Das kann durch ein großes Ereignis passieren oder durch einen schleichenden Prozess. „Es gibt Rehabilitanden, die haben vorher jahrelang still gelitten und sich irgendwie durchgehangelt, bis es nicht mehr ging“, sagt Sandra Bayer. „Das führte schließlich zu krankheitsbedingten Ausfällen im Berufsleben und in anderen Lebensbereichen.“
In solchen Fällen, die übrigens gerade in gesellschaftlichen Krisenzeiten stark zunehmen, greift in Deutschland zunächst die psychosomatische Reha. „Die läuft allerdings nur sechs Wochen“, schildert RPK-Mitarbeiter Felix Kerls. Wenn das nicht reicht, kommt Lavie ins Spiel, denn die medizinisch-berufliche Rehabilitation dauert bis zu anderthalb Jahre. „Unsere großen Vorteile sind die Zeit und die Möglichkeit zur Erprobung in geschützten Arbeitsbereichen“, erklärt der Psychologe. „Wir können uns viel intensiver mit den Menschen beschäftigen.“
Dabei geht es zunächst um eine gründliche Prüfung des Status Quo. „Wir helfen der Person zu klären, wo sie steht, welche Beeinträchtigungen und Belastungen vorliegen und wo es hingehen kann“, zählt Julia Deutsch auf. Sie arbeitet in der RPK als Diplom-Pädagogin in der Reha-Begleitung und hat schon eine Menge kennengelernt: „Depression, Antriebsschwierigkeiten, mangelndes Selbstwertgefühl und Ängste. Das alles ausgelöst zum Beispiel durch den Druck der Gesellschaft, fehlende Tagesstruktur oder Mobbing.“
Im weiteren Rehaverlauf will die RPK konstruktive Erfahrungen vermitteln. „Die RPK hat primäre das Ziel, die Menschen wieder in den ersten Arbeitsmarkt zu integrieren. Ist dieses Ziel nicht erreichbar, schauen wir nach Alternativen“, stellt Sandra Bayer klar. Bei Älteren sei es häufiger eine Rückkehr-Maßnahme, bei Jüngeren könne das auch eine erstmalige Orientierung sein. „Bei Lavie haben wir das Glück, eine Fülle von Angeboten zu haben.“ Das beinhalte für die ersten Schritte das Arbeiten im geschützten Bereich, anschließend gehe es in die Belastungserprobung bei externen Betrieben. „Wir sind in diesem Zusammenhang sehr dankbar für die Kooperation mit dem dm-Drogeriemarkt sowie dem Baufuchs in Königslutter“, betont sie.

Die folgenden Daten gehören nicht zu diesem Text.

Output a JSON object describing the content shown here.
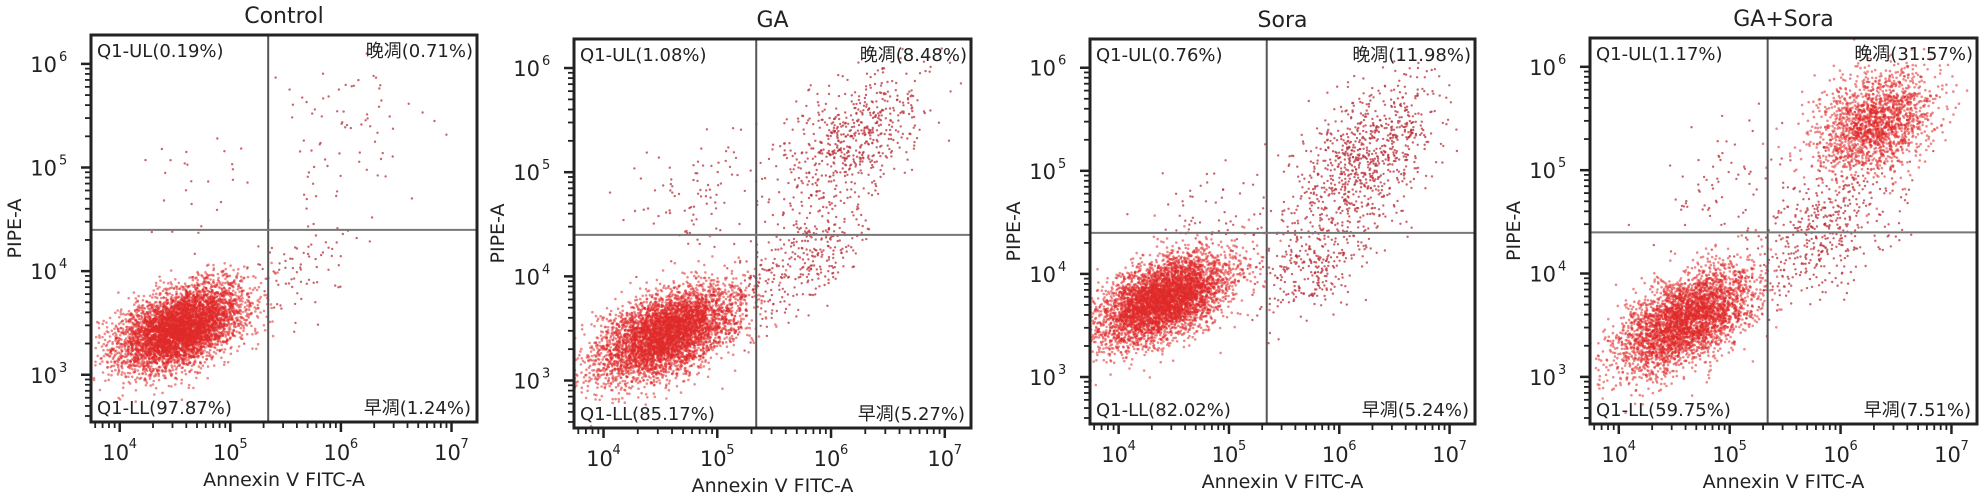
{
  "chart_data": [
    {
      "type": "scatter",
      "title": "Control",
      "xlabel": "Annexin V FITC-A",
      "ylabel": "PIPE-A",
      "xscale": "log",
      "yscale": "log",
      "xlim": [
        5500,
        17000000
      ],
      "ylim": [
        350,
        1900000
      ],
      "x_ticks": [
        {
          "base": "10",
          "exp": "4",
          "value": 10000
        },
        {
          "base": "10",
          "exp": "5",
          "value": 100000
        },
        {
          "base": "10",
          "exp": "6",
          "value": 1000000
        },
        {
          "base": "10",
          "exp": "7",
          "value": 10000000
        }
      ],
      "y_ticks": [
        {
          "base": "10",
          "exp": "3",
          "value": 1000
        },
        {
          "base": "10",
          "exp": "4",
          "value": 10000
        },
        {
          "base": "10",
          "exp": "5",
          "value": 100000
        },
        {
          "base": "10",
          "exp": "6",
          "value": 1000000
        }
      ],
      "gate": {
        "x": 220000,
        "y": 25000
      },
      "quadrants": [
        {
          "id": "UL",
          "label": "Q1-UL(0.19%)",
          "percent": 0.19,
          "position": "top-left"
        },
        {
          "id": "UR",
          "label": "晚凋(0.71%)",
          "percent": 0.71,
          "position": "top-right"
        },
        {
          "id": "LL",
          "label": "Q1-LL(97.87%)",
          "percent": 97.87,
          "position": "bottom-left"
        },
        {
          "id": "LR",
          "label": "早凋(1.24%)",
          "percent": 1.24,
          "position": "bottom-right"
        }
      ],
      "populations": [
        {
          "name": "live",
          "log_x_center": 4.55,
          "log_y_center": 3.45,
          "log_x_sd": 0.28,
          "log_y_sd": 0.2,
          "corr": 0.45,
          "n": 5200
        },
        {
          "name": "late",
          "log_x_center": 6.1,
          "log_y_center": 5.4,
          "log_x_sd": 0.35,
          "log_y_sd": 0.35,
          "corr": 0.3,
          "n": 70
        },
        {
          "name": "early",
          "log_x_center": 5.6,
          "log_y_center": 4.0,
          "log_x_sd": 0.3,
          "log_y_sd": 0.3,
          "corr": 0.5,
          "n": 90
        },
        {
          "name": "ul",
          "log_x_center": 4.8,
          "log_y_center": 4.8,
          "log_x_sd": 0.3,
          "log_y_sd": 0.3,
          "corr": 0.0,
          "n": 25
        }
      ],
      "point_color": "#e02a2a"
    },
    {
      "type": "scatter",
      "title": "GA",
      "xlabel": "Annexin V FITC-A",
      "ylabel": "PIPE-A",
      "xscale": "log",
      "yscale": "log",
      "xlim": [
        5500,
        17000000
      ],
      "ylim": [
        350,
        1900000
      ],
      "x_ticks": [
        {
          "base": "10",
          "exp": "4",
          "value": 10000
        },
        {
          "base": "10",
          "exp": "5",
          "value": 100000
        },
        {
          "base": "10",
          "exp": "6",
          "value": 1000000
        },
        {
          "base": "10",
          "exp": "7",
          "value": 10000000
        }
      ],
      "y_ticks": [
        {
          "base": "10",
          "exp": "3",
          "value": 1000
        },
        {
          "base": "10",
          "exp": "4",
          "value": 10000
        },
        {
          "base": "10",
          "exp": "5",
          "value": 100000
        },
        {
          "base": "10",
          "exp": "6",
          "value": 1000000
        }
      ],
      "gate": {
        "x": 220000,
        "y": 25000
      },
      "quadrants": [
        {
          "id": "UL",
          "label": "Q1-UL(1.08%)",
          "percent": 1.08,
          "position": "top-left"
        },
        {
          "id": "UR",
          "label": "晚凋(8.48%)",
          "percent": 8.48,
          "position": "top-right"
        },
        {
          "id": "LL",
          "label": "Q1-LL(85.17%)",
          "percent": 85.17,
          "position": "bottom-left"
        },
        {
          "id": "LR",
          "label": "早凋(5.27%)",
          "percent": 5.27,
          "position": "bottom-right"
        }
      ],
      "populations": [
        {
          "name": "live",
          "log_x_center": 4.55,
          "log_y_center": 3.45,
          "log_x_sd": 0.3,
          "log_y_sd": 0.22,
          "corr": 0.5,
          "n": 4800
        },
        {
          "name": "late",
          "log_x_center": 6.2,
          "log_y_center": 5.3,
          "log_x_sd": 0.32,
          "log_y_sd": 0.35,
          "corr": 0.55,
          "n": 600
        },
        {
          "name": "early",
          "log_x_center": 5.7,
          "log_y_center": 4.1,
          "log_x_sd": 0.3,
          "log_y_sd": 0.3,
          "corr": 0.6,
          "n": 330
        },
        {
          "name": "ul",
          "log_x_center": 4.8,
          "log_y_center": 4.8,
          "log_x_sd": 0.32,
          "log_y_sd": 0.3,
          "corr": 0.2,
          "n": 90
        }
      ],
      "point_color": "#e02a2a"
    },
    {
      "type": "scatter",
      "title": "Sora",
      "xlabel": "Annexin V FITC-A",
      "ylabel": "PIPE-A",
      "xscale": "log",
      "yscale": "log",
      "xlim": [
        5500,
        17000000
      ],
      "ylim": [
        350,
        1900000
      ],
      "x_ticks": [
        {
          "base": "10",
          "exp": "4",
          "value": 10000
        },
        {
          "base": "10",
          "exp": "5",
          "value": 100000
        },
        {
          "base": "10",
          "exp": "6",
          "value": 1000000
        },
        {
          "base": "10",
          "exp": "7",
          "value": 10000000
        }
      ],
      "y_ticks": [
        {
          "base": "10",
          "exp": "3",
          "value": 1000
        },
        {
          "base": "10",
          "exp": "4",
          "value": 10000
        },
        {
          "base": "10",
          "exp": "5",
          "value": 100000
        },
        {
          "base": "10",
          "exp": "6",
          "value": 1000000
        }
      ],
      "gate": {
        "x": 220000,
        "y": 25000
      },
      "quadrants": [
        {
          "id": "UL",
          "label": "Q1-UL(0.76%)",
          "percent": 0.76,
          "position": "top-left"
        },
        {
          "id": "UR",
          "label": "晚凋(11.98%)",
          "percent": 11.98,
          "position": "top-right"
        },
        {
          "id": "LL",
          "label": "Q1-LL(82.02%)",
          "percent": 82.02,
          "position": "bottom-left"
        },
        {
          "id": "LR",
          "label": "早凋(5.24%)",
          "percent": 5.24,
          "position": "bottom-right"
        }
      ],
      "populations": [
        {
          "name": "live",
          "log_x_center": 4.4,
          "log_y_center": 3.75,
          "log_x_sd": 0.3,
          "log_y_sd": 0.22,
          "corr": 0.5,
          "n": 4700
        },
        {
          "name": "late",
          "log_x_center": 6.25,
          "log_y_center": 5.15,
          "log_x_sd": 0.3,
          "log_y_sd": 0.35,
          "corr": 0.45,
          "n": 800
        },
        {
          "name": "early",
          "log_x_center": 5.8,
          "log_y_center": 4.15,
          "log_x_sd": 0.3,
          "log_y_sd": 0.3,
          "corr": 0.5,
          "n": 330
        },
        {
          "name": "ul",
          "log_x_center": 4.9,
          "log_y_center": 4.7,
          "log_x_sd": 0.3,
          "log_y_sd": 0.3,
          "corr": 0.2,
          "n": 60
        }
      ],
      "point_color": "#e02a2a"
    },
    {
      "type": "scatter",
      "title": "GA+Sora",
      "xlabel": "Annexin V FITC-A",
      "ylabel": "PIPE-A",
      "xscale": "log",
      "yscale": "log",
      "xlim": [
        5500,
        17000000
      ],
      "ylim": [
        350,
        1900000
      ],
      "x_ticks": [
        {
          "base": "10",
          "exp": "4",
          "value": 10000
        },
        {
          "base": "10",
          "exp": "5",
          "value": 100000
        },
        {
          "base": "10",
          "exp": "6",
          "value": 1000000
        },
        {
          "base": "10",
          "exp": "7",
          "value": 10000000
        }
      ],
      "y_ticks": [
        {
          "base": "10",
          "exp": "3",
          "value": 1000
        },
        {
          "base": "10",
          "exp": "4",
          "value": 10000
        },
        {
          "base": "10",
          "exp": "5",
          "value": 100000
        },
        {
          "base": "10",
          "exp": "6",
          "value": 1000000
        }
      ],
      "gate": {
        "x": 220000,
        "y": 25000
      },
      "quadrants": [
        {
          "id": "UL",
          "label": "Q1-UL(1.17%)",
          "percent": 1.17,
          "position": "top-left"
        },
        {
          "id": "UR",
          "label": "晚凋(31.57%)",
          "percent": 31.57,
          "position": "top-right"
        },
        {
          "id": "LL",
          "label": "Q1-LL(59.75%)",
          "percent": 59.75,
          "position": "bottom-left"
        },
        {
          "id": "LR",
          "label": "早凋(7.51%)",
          "percent": 7.51,
          "position": "bottom-right"
        }
      ],
      "populations": [
        {
          "name": "live",
          "log_x_center": 4.6,
          "log_y_center": 3.55,
          "log_x_sd": 0.3,
          "log_y_sd": 0.25,
          "corr": 0.55,
          "n": 3600
        },
        {
          "name": "late",
          "log_x_center": 6.3,
          "log_y_center": 5.45,
          "log_x_sd": 0.27,
          "log_y_sd": 0.25,
          "corr": 0.35,
          "n": 1800
        },
        {
          "name": "early",
          "log_x_center": 5.85,
          "log_y_center": 4.4,
          "log_x_sd": 0.32,
          "log_y_sd": 0.35,
          "corr": 0.55,
          "n": 450
        },
        {
          "name": "ul",
          "log_x_center": 4.9,
          "log_y_center": 4.8,
          "log_x_sd": 0.3,
          "log_y_sd": 0.3,
          "corr": 0.2,
          "n": 70
        }
      ],
      "point_color": "#e02a2a"
    }
  ]
}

Überhaupt sieht sie keineswegs nur Probleme bei der Rehabilitation für Erwachsene mit psychischen Erkrankungen. „Ich registriere zunehmendes Bewusstsein, zunehmende Offenheit in der Bevölkerung für psychische Erkrankungen.“ Auch der wachsende Fachkräftemangel führe dazu, dass jeder einzelne Mensch unabhängig von seinen Voraussetzungen noch wichtiger geworden sei. „Es geht heute viel mehr darum, wie können Menschen teilhaben und erwerbstätig sein, trotz einer psychischen Erkrankung?“
Wie wertvoll die Rehabilitationsmaßnahmen ihrer Abteilung sind, zeigt sich nicht zuletzt an der hohen Erfolgsquote der RPK. „Wir haben viele Ältere zurück ins Berufsleben gebracht, bis hin zur Festanstellung“, unterstreicht Felix Kerls. Und auch jüngere Rehabilitanden konnten in die Berufsvorbereitende Bildungsmaßnahme (BvB) bei Lavie oder sogar in einen Ausbildungsberuf vermittelt werden.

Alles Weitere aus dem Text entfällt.